O feminicídio não vai diminuir se os homens forem menos machistas nos livros
Em 2017, o Metropolitan de Nova York (Met) se recusou a tirar do acervo a pintura “Teresa Sonhando” (1938), de Balthus. Uma petição exigia que ela fosse removida por romantizar a sexualidade infantil. Segundo os signatários, o museu estaria “apoiando o voyeurismo e a objetificação das crianças”.
Artistas vêm sendo cancelados ao terem detalhes nefastos de suas vidas revelados. Ao visitar o passado com as lentes do presente não há como não dar de cara com pedófilos, machistas, racistas, xenófobos.

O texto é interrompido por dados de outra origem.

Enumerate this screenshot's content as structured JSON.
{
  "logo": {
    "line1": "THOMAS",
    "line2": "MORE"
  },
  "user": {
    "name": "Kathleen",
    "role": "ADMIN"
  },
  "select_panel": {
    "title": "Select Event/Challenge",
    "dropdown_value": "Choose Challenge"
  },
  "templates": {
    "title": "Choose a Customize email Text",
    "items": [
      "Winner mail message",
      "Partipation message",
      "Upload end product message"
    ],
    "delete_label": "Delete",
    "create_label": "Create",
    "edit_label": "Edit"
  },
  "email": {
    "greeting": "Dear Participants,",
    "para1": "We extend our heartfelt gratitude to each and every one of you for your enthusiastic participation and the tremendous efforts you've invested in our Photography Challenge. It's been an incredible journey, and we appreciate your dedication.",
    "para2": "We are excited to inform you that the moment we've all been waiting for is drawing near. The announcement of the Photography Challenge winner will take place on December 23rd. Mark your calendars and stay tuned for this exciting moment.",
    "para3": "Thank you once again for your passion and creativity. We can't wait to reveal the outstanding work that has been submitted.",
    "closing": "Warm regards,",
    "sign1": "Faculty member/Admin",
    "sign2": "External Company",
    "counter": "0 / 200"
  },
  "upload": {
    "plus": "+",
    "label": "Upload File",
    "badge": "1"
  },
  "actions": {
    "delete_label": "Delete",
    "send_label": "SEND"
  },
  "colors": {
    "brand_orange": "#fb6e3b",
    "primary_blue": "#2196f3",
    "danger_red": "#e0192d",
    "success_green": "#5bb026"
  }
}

Mas o revisionismo artístico pelo qual passamos tem aberto caminho para uma censura ainda mais perigosa no meio, a da realidade.
Parece óbvio, mas um quadro que retrata canibalismo não deveria ser encarado como exaltação ou romantização. Assim como os versos de uma canção com enredo de relacionamento abusivo. A cultura é instrumento para desnudar aspectos obscuros do ser humano e nos faz refletir. A realidade não é limpinha e nada nos serve que seja amenizada justamente pela arte. Ao chocar o público, por meio do drama ou do humor, joga-se luz onde há trevas. O que não significa normalizar preconceitos, abusos e crimes.
O boicote à obra de Balthus veio na onda, muito bem-vinda, do #metoo. É dessa época um trecho muito pertinente da famigerada “carta das francesas” que criticava “exageros do movimento”. “Os editores já estão pedindo para tornarmos nossos personagens masculinos ‘menos sexistas’, para falar sobre sexualidade e amor com menos desmedida…”.
Os números de feminicídio não vão diminuir apenas porque os homens são menos machistas nos livros. O estupro de vulneráveis não vai acabar com a censura de filmes. “Como se Tornar o Pior Aluno da Escola”, que o governo quer proibir por “apologia à pedofilia”, é uma bobajada, mas mostra uma triste realidade. Predadores sexuais estão em ambientes considerados seguros para crianças. É isso o que deveria revoltar a todos.